Real estate investors should take a minute to determine how looming higher capital gains taxes will impact their returns in 2013 and beyond.
Beginning January 1, 2013 Medicare taxes will be increased to 3.8% (from 2.9%) and expanded to cover investment income for higher-income individuals. This additional unearned income Medicare contribution tax and was enacted as part of the health care reform laws.
Who it applies to:
- Individuals with adjusted gross income (AGI) above $200,000
- Couples filing a joint return with more than $250,000 AGI
Types of income:
- Interest, dividends, rents (less expenses), capital gains (less capital losses)
Formula: The new tax applies to the LESSER of:
- Investment income amount
- Excess of AGI over the $200,000 or $250,000 amount
Individuals with AGI of less than $200,000 and couples filing a joint return with less than $250,000 AGI are currently exempt from the unearned income Medicare contribution tax. A big capital gain from the sale of real estate could push your AGI over these levels.
View several examples provided by The National Association of Realtors.
In addition to the new Medicare tax, the Bush era capital gains tax rates are set to expire December 31, 2012. Current tax law has two long term capital gain rates. The first rate is 0% for those in the 10% tax bracket. Taxpayers in tax brackets above 10% currently pay a 15% capital gains tax rate. This rate will automatically revert back to 20% on January 1, 2013 if it is not extended.
For higher income individuals, their effective capital gains tax rate could go to 23.8% in 2013 (20% cap gains + 3.8% Medicare tax).
Should investors accelerate Long Term Capital Gains in 2012?
Now is the time to consider whether selling investment real estate in 2012, to lock in a lower long term capital gains tax rate, is the right move. Investors should assess their individual situations and consult a tax professional if necessary.

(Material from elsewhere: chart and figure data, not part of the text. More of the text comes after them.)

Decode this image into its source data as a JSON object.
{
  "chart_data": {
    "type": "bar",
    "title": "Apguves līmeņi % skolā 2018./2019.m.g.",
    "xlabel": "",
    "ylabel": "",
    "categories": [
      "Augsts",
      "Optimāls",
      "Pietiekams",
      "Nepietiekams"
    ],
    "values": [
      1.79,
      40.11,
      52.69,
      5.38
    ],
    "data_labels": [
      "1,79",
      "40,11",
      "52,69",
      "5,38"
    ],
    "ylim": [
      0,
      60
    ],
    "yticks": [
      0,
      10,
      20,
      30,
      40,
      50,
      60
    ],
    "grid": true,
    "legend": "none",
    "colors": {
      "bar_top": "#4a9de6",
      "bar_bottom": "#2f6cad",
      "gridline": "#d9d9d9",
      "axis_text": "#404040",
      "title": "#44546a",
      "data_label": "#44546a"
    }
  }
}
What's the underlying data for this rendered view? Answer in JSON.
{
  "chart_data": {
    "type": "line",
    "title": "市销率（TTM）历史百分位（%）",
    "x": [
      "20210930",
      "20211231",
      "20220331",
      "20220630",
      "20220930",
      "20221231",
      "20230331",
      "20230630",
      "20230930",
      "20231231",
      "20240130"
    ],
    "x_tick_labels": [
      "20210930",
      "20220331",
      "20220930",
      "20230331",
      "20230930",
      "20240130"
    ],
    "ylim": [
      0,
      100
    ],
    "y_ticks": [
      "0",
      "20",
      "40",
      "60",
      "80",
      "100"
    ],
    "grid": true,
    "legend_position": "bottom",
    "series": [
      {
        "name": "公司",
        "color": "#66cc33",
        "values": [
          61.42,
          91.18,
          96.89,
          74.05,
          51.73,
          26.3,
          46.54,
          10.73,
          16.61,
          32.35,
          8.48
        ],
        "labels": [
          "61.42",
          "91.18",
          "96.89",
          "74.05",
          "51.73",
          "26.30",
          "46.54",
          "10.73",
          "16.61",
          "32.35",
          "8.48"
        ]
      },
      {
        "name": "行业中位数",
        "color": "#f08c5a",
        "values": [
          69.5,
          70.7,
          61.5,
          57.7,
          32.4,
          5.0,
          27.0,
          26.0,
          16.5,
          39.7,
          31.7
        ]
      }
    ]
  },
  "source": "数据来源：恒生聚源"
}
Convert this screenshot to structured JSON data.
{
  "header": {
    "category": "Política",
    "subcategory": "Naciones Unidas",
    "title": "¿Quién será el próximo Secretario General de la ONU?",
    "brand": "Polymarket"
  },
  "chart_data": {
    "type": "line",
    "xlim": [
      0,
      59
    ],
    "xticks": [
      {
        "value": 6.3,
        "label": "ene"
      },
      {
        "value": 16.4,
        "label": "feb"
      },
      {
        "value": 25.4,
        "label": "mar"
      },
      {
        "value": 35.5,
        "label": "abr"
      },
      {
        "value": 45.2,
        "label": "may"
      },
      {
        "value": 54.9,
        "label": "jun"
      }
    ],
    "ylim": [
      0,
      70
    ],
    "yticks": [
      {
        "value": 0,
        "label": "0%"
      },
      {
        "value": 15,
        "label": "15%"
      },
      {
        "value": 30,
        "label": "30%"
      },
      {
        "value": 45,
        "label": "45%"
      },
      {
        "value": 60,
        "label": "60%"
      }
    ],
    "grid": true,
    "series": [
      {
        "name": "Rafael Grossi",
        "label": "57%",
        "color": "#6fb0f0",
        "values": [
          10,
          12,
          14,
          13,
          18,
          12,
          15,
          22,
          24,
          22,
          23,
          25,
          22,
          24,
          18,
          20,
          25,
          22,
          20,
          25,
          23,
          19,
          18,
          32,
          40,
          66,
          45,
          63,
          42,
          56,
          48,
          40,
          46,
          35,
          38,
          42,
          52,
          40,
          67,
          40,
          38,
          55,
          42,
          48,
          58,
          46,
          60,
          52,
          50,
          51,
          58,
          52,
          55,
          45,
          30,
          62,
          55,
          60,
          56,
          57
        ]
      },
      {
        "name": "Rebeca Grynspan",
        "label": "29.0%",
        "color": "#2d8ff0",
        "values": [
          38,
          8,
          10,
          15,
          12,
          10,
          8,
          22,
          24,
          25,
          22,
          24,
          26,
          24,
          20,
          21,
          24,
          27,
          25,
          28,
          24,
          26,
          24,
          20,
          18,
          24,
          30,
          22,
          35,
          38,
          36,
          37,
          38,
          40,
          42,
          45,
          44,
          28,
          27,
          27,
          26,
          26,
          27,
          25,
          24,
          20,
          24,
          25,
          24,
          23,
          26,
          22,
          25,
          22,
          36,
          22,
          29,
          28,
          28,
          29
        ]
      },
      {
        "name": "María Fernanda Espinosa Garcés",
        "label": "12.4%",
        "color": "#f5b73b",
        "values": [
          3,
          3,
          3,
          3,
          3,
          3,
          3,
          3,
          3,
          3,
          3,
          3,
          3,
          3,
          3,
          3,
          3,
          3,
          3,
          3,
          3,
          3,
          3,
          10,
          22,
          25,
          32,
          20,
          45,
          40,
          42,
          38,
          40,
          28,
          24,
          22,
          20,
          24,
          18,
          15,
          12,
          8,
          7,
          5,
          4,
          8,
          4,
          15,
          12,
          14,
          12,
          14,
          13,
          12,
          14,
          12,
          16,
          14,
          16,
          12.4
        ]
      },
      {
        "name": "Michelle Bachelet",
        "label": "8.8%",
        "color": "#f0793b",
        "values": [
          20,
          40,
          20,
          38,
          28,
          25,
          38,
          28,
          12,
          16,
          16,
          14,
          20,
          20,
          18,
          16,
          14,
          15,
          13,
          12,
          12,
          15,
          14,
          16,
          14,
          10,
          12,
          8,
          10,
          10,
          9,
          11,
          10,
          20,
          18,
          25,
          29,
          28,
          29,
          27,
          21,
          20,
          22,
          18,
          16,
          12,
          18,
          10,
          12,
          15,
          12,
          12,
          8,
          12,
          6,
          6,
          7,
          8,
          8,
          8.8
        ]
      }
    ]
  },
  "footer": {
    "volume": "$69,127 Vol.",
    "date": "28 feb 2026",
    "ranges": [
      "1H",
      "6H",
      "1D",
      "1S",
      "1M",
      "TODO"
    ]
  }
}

One clear scenario where it does not make sense to accelerate capital gains in 2012 is when an investor is carrying a potential loss. The current rate for long term capital gains could get extended but the Medicare tax will be imposed in 2013. Using tax losses in 2012 will zero out Long Term Capital Gains at a lower rate than in the future. This carried over tax loss will be more valuable in 2013.